Gleich hinter dem Eingang steht ein riesiger Felsen. Dort leben die Steinböcke. Ada ist sehr beeindruckt, vor allem von einen großen Tier mit riesigen Hörnern:
Ihre Augen strahlen, sie ist wie gebannt, will gar nicht weiter. 
Nach ein paar Minuten werde ich ungeduldig: 
„Komm Ada! Wir müssen weiter, sonst schaffen wir es nicht! Es gibt noch so viele spannende Tiere zu sehen!“ 
Dann habe ich mich über mich selbst geärgert: „Du arbeitest den Zoobesuch ab wie eine To- do-Liste:
Du stehst vor den Eisbären, denkst ans Affenhaus – da müssen wir unbedingt auch noch hin! Bei den Affen musst du schnell weiter zu den Elefanten – und den Tiger nicht vergessen!“  – aber der hat sich versteckt…
So geht es mir oft: Ich bin nicht wirklich bei der Sache, denke nur darüber nach, was wohl als nächstes kommt..
In der Bibel steht: 
„Alles hat seine Zeit.“ Stimmt wohl. Gut, wenn du erkennst, was gerade dran ist – und es dankbar annehmen.
Wir hatten dann doch einen schönen Tag – am schönsten war es bei den Pinguinen. 
Ich hätte ihnen stundenlang zusehen können.

Freundschaft

Jürgen sagt über sich selbst, nicht ganz ohne Stolz: „Ich bin inzwischen uralt, 98 Jahre.“ 
Er hat unglaublich viel erlebt, aber er ist immer noch neugierig auf das Leben. Jürgen reist immer noch gern und er schreibt noch richtige Briefe, mit Tinte auf Papier. In seinem letzten Brief denkt er über die Freundschaft nach. Er schreibt: „Ich habe neue Freunde gefunden. In meinem Alter ein großes Glück.“ 
Da hat er Recht.
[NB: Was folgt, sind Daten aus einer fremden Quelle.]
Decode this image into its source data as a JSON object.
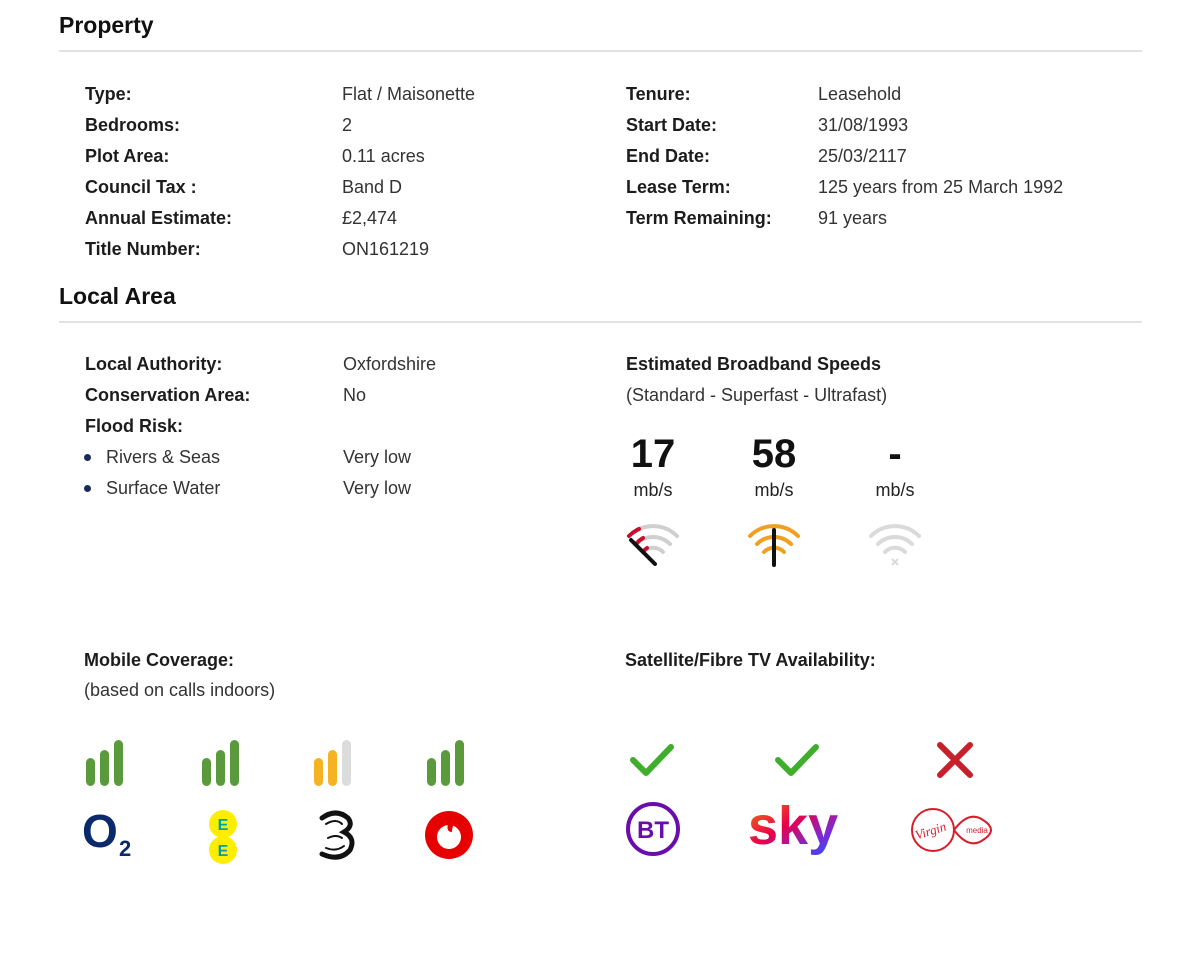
{
  "property": {
    "title": "Property",
    "left": [
      {
        "label": "Type:",
        "value": "Flat / Maisonette"
      },
      {
        "label": "Bedrooms:",
        "value": "2"
      },
      {
        "label": "Plot Area:",
        "value": "0.11 acres"
      },
      {
        "label": "Council Tax :",
        "value": "Band D"
      },
      {
        "label": "Annual Estimate:",
        "value": "£2,474"
      },
      {
        "label": "Title Number:",
        "value": "ON161219"
      }
    ],
    "right": [
      {
        "label": "Tenure:",
        "value": "Leasehold"
      },
      {
        "label": "Start Date:",
        "value": "31/08/1993"
      },
      {
        "label": "End Date:",
        "value": "25/03/2117"
      },
      {
        "label": "Lease Term:",
        "value": "125 years from 25 March 1992"
      },
      {
        "label": "Term Remaining:",
        "value": "91 years"
      }
    ]
  },
  "local_area": {
    "title": "Local Area",
    "local_authority": {
      "label": "Local Authority:",
      "value": "Oxfordshire"
    },
    "conservation_area": {
      "label": "Conservation Area:",
      "value": "No"
    },
    "flood_risk": {
      "label": "Flood Risk:",
      "items": [
        {
          "label": "Rivers & Seas",
          "value": "Very low"
        },
        {
          "label": "Surface Water",
          "value": "Very low"
        }
      ]
    },
    "broadband": {
      "title": "Estimated Broadband Speeds",
      "subtitle": "(Standard - Superfast - Ultrafast)",
      "speeds": [
        {
          "value": "17",
          "unit": "mb/s",
          "gauge_icon": "wifi-gauge-low-icon",
          "color": "#c8102e"
        },
        {
          "value": "58",
          "unit": "mb/s",
          "gauge_icon": "wifi-gauge-medium-icon",
          "color": "#f0a020"
        },
        {
          "value": "-",
          "unit": "mb/s",
          "gauge_icon": "wifi-unavailable-icon",
          "color": "#d8d8d8"
        }
      ]
    },
    "mobile": {
      "title": "Mobile Coverage:",
      "subtitle": "(based on calls indoors)",
      "operators": [
        {
          "icon": "o2-logo",
          "logo_text": "O2",
          "bars_filled": 3,
          "color": "#5a9a3c"
        },
        {
          "icon": "ee-logo",
          "logo_text": "EE",
          "bars_filled": 3,
          "color": "#5a9a3c"
        },
        {
          "icon": "three-logo",
          "logo_text": "3",
          "bars_filled": 2,
          "color": "#f5b324"
        },
        {
          "icon": "vodafone-logo",
          "logo_text": "",
          "bars_filled": 3,
          "color": "#5a9a3c"
        }
      ]
    },
    "tv": {
      "title": "Satellite/Fibre TV Availability:",
      "providers": [
        {
          "icon": "bt-logo",
          "logo_text": "BT",
          "available": true,
          "status_icon": "check-icon"
        },
        {
          "icon": "sky-logo",
          "logo_text": "sky",
          "available": true,
          "status_icon": "check-icon"
        },
        {
          "icon": "virgin-media-logo",
          "logo_text": "Virgin media",
          "available": false,
          "status_icon": "cross-icon"
        }
      ]
    }
  }
}
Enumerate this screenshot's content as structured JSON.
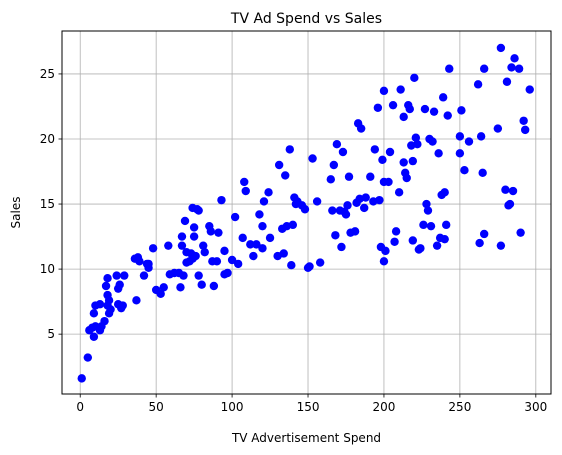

Freundinnen und Freunde sind ein großes Glück, in jedem Alter. 
Und er macht mir mit seinen Zeilen auch ein schlechtes Gewissen; meine Freundinnen und Freunde sind ein großes Glück, aber ich habe zu wenig Zeit für sie. Habe ich zu wenig Zeit – oder nehme ich mir zu wenig?  Ist wohl eine Mischung aus beidem. 
Zeit für meine Lieben. 
Jürgen, der alte Mann, schreibt weiter: 
„Den Weg der Freundschaft muss man häufig gehen, damit kein Gras drüber wächst.“
Was für ein schönes Bild: Der Weg der Freundschaft ist eben nicht gerade und gepflastert; der Weg der Freundschaft ist verschlungen, führt über Berge und durch Täler, ist manchmal kaum zu erkennen und wenn ich ihn nicht gehe, dann verschwindet er irgendwann. 
Danke, lieber Jürgen, alter Freund, für diese Erinnerung… 

Derby in Braunschweig oder: Seid niemals Feinde!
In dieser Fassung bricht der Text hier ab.